The so-called “single station GNSS analysis” is applied to the TEC data acquired by the IGS GNSS receiver installed at Arequipa (Areq, 16.27 S, 71.29 W). GNSS TEC related products are provided to characterize the ionospheric environment during the preparation phase of the selected seismic events. In this analysis calibrated vTEC data are selected according to the geographic coordinates, time and geomagnetic conditions and interpolated by using the natural neighbours technique over a regular grid. Local TEC background maps are then computed as mean value of the vTEC in each point of the regular grid (lat, lon) of the map at each hour HH. Such background is subtracted from each actual Map(lat, lon, dd, HH, MM), to evaluate the maps of the residuals. Starting from the maps of the residuals, the detection of anomalies is performed using a threshold based on the standard deviation.

Another approach applied the method of Ensemble Empirical Mode Decomposition (EEMD) to vTEC data acquired by the igge IGS receiver from 25th March to 02nd April. Such method allows separating the oscillation components of a signal from a global trend. Subtracting the trend from vTEC (considered as a time varying signal) allows highlighting the “anomalous” behavior of the vTEC signal, excluding the effect due to the photoionization and other usual sources of vTEC variations (e.g. seasonal, time of the day, etc….).

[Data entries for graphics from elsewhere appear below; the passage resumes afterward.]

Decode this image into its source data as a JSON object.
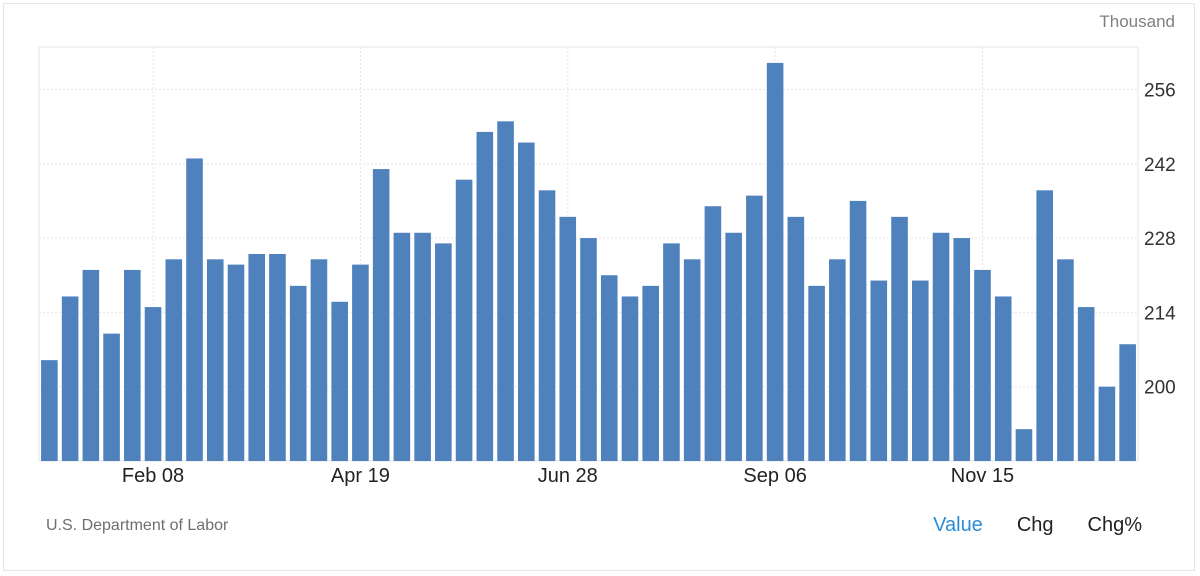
{
  "header": {
    "unit": "Thousand"
  },
  "footer": {
    "source": "U.S. Department of Labor",
    "tabs": [
      {
        "label": "Value",
        "active": true
      },
      {
        "label": "Chg",
        "active": false
      },
      {
        "label": "Chg%",
        "active": false
      }
    ]
  },
  "colors": {
    "bar": "#4f81bd",
    "active_tab": "#2b8cd8",
    "grid": "#e6e6e6"
  },
  "chart_data": {
    "type": "bar",
    "title": "",
    "xlabel": "",
    "ylabel": "Thousand",
    "ylim": [
      186,
      264
    ],
    "yticks": [
      200,
      214,
      228,
      242,
      256
    ],
    "xtick_labels": [
      {
        "label": "Feb 08",
        "index": 5.5
      },
      {
        "label": "Apr 19",
        "index": 15.5
      },
      {
        "label": "Jun 28",
        "index": 25.5
      },
      {
        "label": "Sep 06",
        "index": 35.5
      },
      {
        "label": "Nov 15",
        "index": 45.5
      }
    ],
    "values": [
      205,
      217,
      222,
      210,
      222,
      215,
      224,
      243,
      224,
      223,
      225,
      225,
      219,
      224,
      216,
      223,
      241,
      229,
      229,
      227,
      239,
      248,
      250,
      246,
      237,
      232,
      228,
      221,
      217,
      219,
      227,
      224,
      234,
      229,
      236,
      261,
      232,
      219,
      224,
      235,
      220,
      232,
      220,
      229,
      228,
      222,
      217,
      192,
      237,
      224,
      215,
      200,
      208
    ],
    "grid": true,
    "legend": "none"
  }
}
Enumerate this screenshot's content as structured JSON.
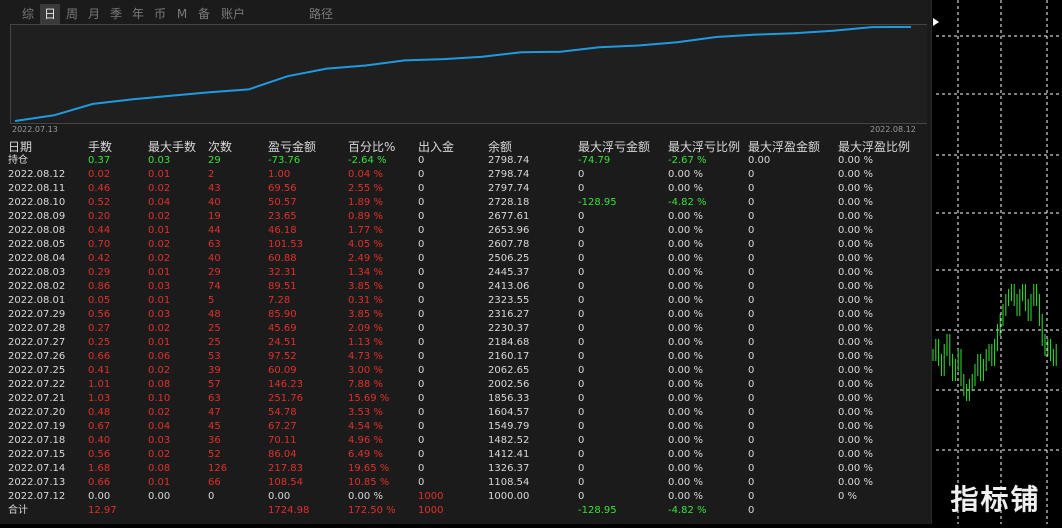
{
  "tabs": [
    "综",
    "日",
    "周",
    "月",
    "季",
    "年",
    "币",
    "M",
    "备",
    "账户",
    "路径"
  ],
  "active_tab": "日",
  "equity_chart": {
    "start_label": "2022.07.13",
    "end_label": "2022.08.12",
    "color": "#1e9be0",
    "points": [
      1000,
      1108.54,
      1326.37,
      1412.41,
      1482.52,
      1549.79,
      1604.57,
      1856.33,
      2002.56,
      2062.65,
      2160.17,
      2184.68,
      2230.37,
      2316.27,
      2323.55,
      2413.06,
      2445.37,
      2506.25,
      2607.78,
      2653.96,
      2677.61,
      2728.18,
      2797.74,
      2798.74
    ]
  },
  "headers": [
    "日期",
    "手数",
    "最大手数",
    "次数",
    "盈亏金额",
    "百分比%",
    "出入金",
    "余额",
    "最大浮亏金额",
    "最大浮亏比例",
    "最大浮盈金额",
    "最大浮盈比例"
  ],
  "position_row": [
    "持仓",
    "0.37",
    "0.03",
    "29",
    "-73.76",
    "-2.64 %",
    "0",
    "2798.74",
    "-74.79",
    "-2.67 %",
    "0.00",
    "0.00 %"
  ],
  "rows": [
    [
      "2022.08.12",
      "0.02",
      "0.01",
      "2",
      "1.00",
      "0.04 %",
      "0",
      "2798.74",
      "0",
      "0.00 %",
      "0",
      "0.00 %"
    ],
    [
      "2022.08.11",
      "0.46",
      "0.02",
      "43",
      "69.56",
      "2.55 %",
      "0",
      "2797.74",
      "0",
      "0.00 %",
      "0",
      "0.00 %"
    ],
    [
      "2022.08.10",
      "0.52",
      "0.04",
      "40",
      "50.57",
      "1.89 %",
      "0",
      "2728.18",
      "-128.95",
      "-4.82 %",
      "0",
      "0.00 %"
    ],
    [
      "2022.08.09",
      "0.20",
      "0.02",
      "19",
      "23.65",
      "0.89 %",
      "0",
      "2677.61",
      "0",
      "0.00 %",
      "0",
      "0.00 %"
    ],
    [
      "2022.08.08",
      "0.44",
      "0.01",
      "44",
      "46.18",
      "1.77 %",
      "0",
      "2653.96",
      "0",
      "0.00 %",
      "0",
      "0.00 %"
    ],
    [
      "2022.08.05",
      "0.70",
      "0.02",
      "63",
      "101.53",
      "4.05 %",
      "0",
      "2607.78",
      "0",
      "0.00 %",
      "0",
      "0.00 %"
    ],
    [
      "2022.08.04",
      "0.42",
      "0.02",
      "40",
      "60.88",
      "2.49 %",
      "0",
      "2506.25",
      "0",
      "0.00 %",
      "0",
      "0.00 %"
    ],
    [
      "2022.08.03",
      "0.29",
      "0.01",
      "29",
      "32.31",
      "1.34 %",
      "0",
      "2445.37",
      "0",
      "0.00 %",
      "0",
      "0.00 %"
    ],
    [
      "2022.08.02",
      "0.86",
      "0.03",
      "74",
      "89.51",
      "3.85 %",
      "0",
      "2413.06",
      "0",
      "0.00 %",
      "0",
      "0.00 %"
    ],
    [
      "2022.08.01",
      "0.05",
      "0.01",
      "5",
      "7.28",
      "0.31 %",
      "0",
      "2323.55",
      "0",
      "0.00 %",
      "0",
      "0.00 %"
    ],
    [
      "2022.07.29",
      "0.56",
      "0.03",
      "48",
      "85.90",
      "3.85 %",
      "0",
      "2316.27",
      "0",
      "0.00 %",
      "0",
      "0.00 %"
    ],
    [
      "2022.07.28",
      "0.27",
      "0.02",
      "25",
      "45.69",
      "2.09 %",
      "0",
      "2230.37",
      "0",
      "0.00 %",
      "0",
      "0.00 %"
    ],
    [
      "2022.07.27",
      "0.25",
      "0.01",
      "25",
      "24.51",
      "1.13 %",
      "0",
      "2184.68",
      "0",
      "0.00 %",
      "0",
      "0.00 %"
    ],
    [
      "2022.07.26",
      "0.66",
      "0.06",
      "53",
      "97.52",
      "4.73 %",
      "0",
      "2160.17",
      "0",
      "0.00 %",
      "0",
      "0.00 %"
    ],
    [
      "2022.07.25",
      "0.41",
      "0.02",
      "39",
      "60.09",
      "3.00 %",
      "0",
      "2062.65",
      "0",
      "0.00 %",
      "0",
      "0.00 %"
    ],
    [
      "2022.07.22",
      "1.01",
      "0.08",
      "57",
      "146.23",
      "7.88 %",
      "0",
      "2002.56",
      "0",
      "0.00 %",
      "0",
      "0.00 %"
    ],
    [
      "2022.07.21",
      "1.03",
      "0.10",
      "63",
      "251.76",
      "15.69 %",
      "0",
      "1856.33",
      "0",
      "0.00 %",
      "0",
      "0.00 %"
    ],
    [
      "2022.07.20",
      "0.48",
      "0.02",
      "47",
      "54.78",
      "3.53 %",
      "0",
      "1604.57",
      "0",
      "0.00 %",
      "0",
      "0.00 %"
    ],
    [
      "2022.07.19",
      "0.67",
      "0.04",
      "45",
      "67.27",
      "4.54 %",
      "0",
      "1549.79",
      "0",
      "0.00 %",
      "0",
      "0.00 %"
    ],
    [
      "2022.07.18",
      "0.40",
      "0.03",
      "36",
      "70.11",
      "4.96 %",
      "0",
      "1482.52",
      "0",
      "0.00 %",
      "0",
      "0.00 %"
    ],
    [
      "2022.07.15",
      "0.56",
      "0.02",
      "52",
      "86.04",
      "6.49 %",
      "0",
      "1412.41",
      "0",
      "0.00 %",
      "0",
      "0.00 %"
    ],
    [
      "2022.07.14",
      "1.68",
      "0.08",
      "126",
      "217.83",
      "19.65 %",
      "0",
      "1326.37",
      "0",
      "0.00 %",
      "0",
      "0.00 %"
    ],
    [
      "2022.07.13",
      "0.66",
      "0.01",
      "66",
      "108.54",
      "10.85 %",
      "0",
      "1108.54",
      "0",
      "0.00 %",
      "0",
      "0.00 %"
    ],
    [
      "2022.07.12",
      "0.00",
      "0.00",
      "0",
      "0.00",
      "0.00 %",
      "1000",
      "1000.00",
      "0",
      "0.00 %",
      "0",
      "0 %"
    ]
  ],
  "totals_row": [
    "合计",
    "12.97",
    "",
    "",
    "1724.98",
    "172.50 %",
    "1000",
    "",
    "-128.95",
    "-4.82 %",
    "0",
    ""
  ],
  "colors": {
    "profit": "#e0302a",
    "negative": "#38e038",
    "neutral": "#d8d8d8",
    "deposit": "#e0302a"
  },
  "watermark": "指标铺"
}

The final step of the analysis is performed by applying the Continuous Wavelet Transform (CWT) to the oscillation component of the vTEC signal in order to construct a time/frequency representation (wavelet spectrum) of the signal.

 

 

Figure 11: Wavelet Spectrogram of the oscillation component of the vTEC signal from iqqe station from one month before the EQ.

The spectrogram highlights the presence of a large power associated with a well-defined oscillation ranging between 0.12 to 0.16 mHz (from about 100 to 140 minutes) from 16th March 2014 at 21.30 UT to 17th March 2014 at 05.30 UT confirming the effects of the foreshock on vTEC.

 

 

CONCLUSIONS:

In this section we have been resumed and described the different approaches applied in the study of earthquake precursor events.

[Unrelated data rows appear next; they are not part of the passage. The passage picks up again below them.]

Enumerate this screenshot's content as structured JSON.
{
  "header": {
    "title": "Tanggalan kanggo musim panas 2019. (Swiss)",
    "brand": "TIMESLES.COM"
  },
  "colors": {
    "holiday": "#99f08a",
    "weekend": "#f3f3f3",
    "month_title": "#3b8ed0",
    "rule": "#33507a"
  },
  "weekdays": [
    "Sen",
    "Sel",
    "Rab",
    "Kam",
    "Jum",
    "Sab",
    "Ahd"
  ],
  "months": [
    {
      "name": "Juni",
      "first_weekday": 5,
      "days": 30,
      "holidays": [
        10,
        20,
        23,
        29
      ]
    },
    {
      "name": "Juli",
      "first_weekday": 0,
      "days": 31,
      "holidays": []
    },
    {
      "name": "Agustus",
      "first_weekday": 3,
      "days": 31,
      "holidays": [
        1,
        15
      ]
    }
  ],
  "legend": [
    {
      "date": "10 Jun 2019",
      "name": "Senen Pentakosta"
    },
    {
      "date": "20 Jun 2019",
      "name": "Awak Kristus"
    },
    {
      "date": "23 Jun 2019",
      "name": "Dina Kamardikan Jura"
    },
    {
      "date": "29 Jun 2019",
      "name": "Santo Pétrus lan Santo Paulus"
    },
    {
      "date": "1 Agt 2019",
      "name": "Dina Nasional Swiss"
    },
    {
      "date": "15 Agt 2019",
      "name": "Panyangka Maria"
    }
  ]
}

Both Accelerated Moments Release (AMR) and R-AMR were successfully applied to 2014 Chile EQ (M8.2), and the R-AMR seems to provides better results in detecting precursory seismic acceleration with respect to ordinary AMR methodology.

The analysis of Swarm magnetic data in which long trend term was removed by cubic-spline fit gives a useful method to identify geomagnetic anomalies in Swarm data.

Finally the estimation of ionospheric background shows that Swarm and GNSS data are in agreement, confirming the possibility to use a cross-linked criteria for the detection of anomalies related to the preparatory phase of a seismic event.